Its technical status as Metropolitan Open Land is invaluable, yet challenged and contested surprisingly often. A third of all appeals against Camden Council heard by the Planning Inspectorate this year have related to Hampstead Heath.

One appeal was withdrawn last week, but two more threats are coming in Hampstead's Vale of Health this autumn. One, to be heard in September, concerns demolishing a "chalet" that was unlawfully built on the South Fairground site, while another will reconvene in October on whether the North Fairground site can be lawfully used for permanent homes.

These were the applications that provoked the question that left me dumbstruck. Applications have been made before to build blocks of flats on those sites, so the ability to shrug off major developments on Metropolitan Open Land can't be discounted once the principle's conceded.
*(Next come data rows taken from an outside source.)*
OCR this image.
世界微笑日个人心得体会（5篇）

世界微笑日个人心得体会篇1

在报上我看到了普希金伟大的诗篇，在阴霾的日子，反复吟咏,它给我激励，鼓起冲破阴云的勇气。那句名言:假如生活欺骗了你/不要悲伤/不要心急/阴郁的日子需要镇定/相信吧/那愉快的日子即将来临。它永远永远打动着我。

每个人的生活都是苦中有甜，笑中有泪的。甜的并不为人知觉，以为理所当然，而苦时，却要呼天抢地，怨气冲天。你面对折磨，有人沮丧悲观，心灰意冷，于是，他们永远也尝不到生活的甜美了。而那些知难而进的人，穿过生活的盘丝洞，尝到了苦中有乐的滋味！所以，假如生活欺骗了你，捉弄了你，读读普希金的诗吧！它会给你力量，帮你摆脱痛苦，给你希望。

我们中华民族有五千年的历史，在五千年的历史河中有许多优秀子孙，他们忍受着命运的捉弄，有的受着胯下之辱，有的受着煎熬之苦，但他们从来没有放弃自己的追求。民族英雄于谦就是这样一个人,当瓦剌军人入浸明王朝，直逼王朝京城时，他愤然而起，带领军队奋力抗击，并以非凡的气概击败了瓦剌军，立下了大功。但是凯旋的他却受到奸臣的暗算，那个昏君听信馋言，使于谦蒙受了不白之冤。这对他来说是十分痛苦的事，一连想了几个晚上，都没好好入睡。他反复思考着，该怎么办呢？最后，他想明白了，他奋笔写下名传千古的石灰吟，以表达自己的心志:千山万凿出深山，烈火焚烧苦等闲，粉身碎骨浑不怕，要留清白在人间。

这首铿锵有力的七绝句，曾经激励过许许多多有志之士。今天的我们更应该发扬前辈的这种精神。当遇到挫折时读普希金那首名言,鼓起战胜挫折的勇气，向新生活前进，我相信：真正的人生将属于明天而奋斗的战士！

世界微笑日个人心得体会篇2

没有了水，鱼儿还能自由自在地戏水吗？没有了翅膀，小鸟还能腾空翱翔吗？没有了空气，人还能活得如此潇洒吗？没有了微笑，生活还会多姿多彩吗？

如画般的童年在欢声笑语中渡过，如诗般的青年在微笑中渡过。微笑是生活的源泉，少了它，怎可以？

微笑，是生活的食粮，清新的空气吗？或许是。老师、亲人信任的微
It would also erode the seamless way in which the surrounding areas blend into the Heath, and the Heath in turn extends its character into the communities around it.

Resistance from the community has enabled the edges of the Heath to remain as organic and natural as possible in 21st century London and ensured that the Heath's character continues to extend into Hampstead, Highgate, and the Garden Suburb.

Yet it was only the obstinate refusal to budge on the small things - as well as the large - that has stopped the Heath being eaten away piecemeal. It needs to be a red line for a reason.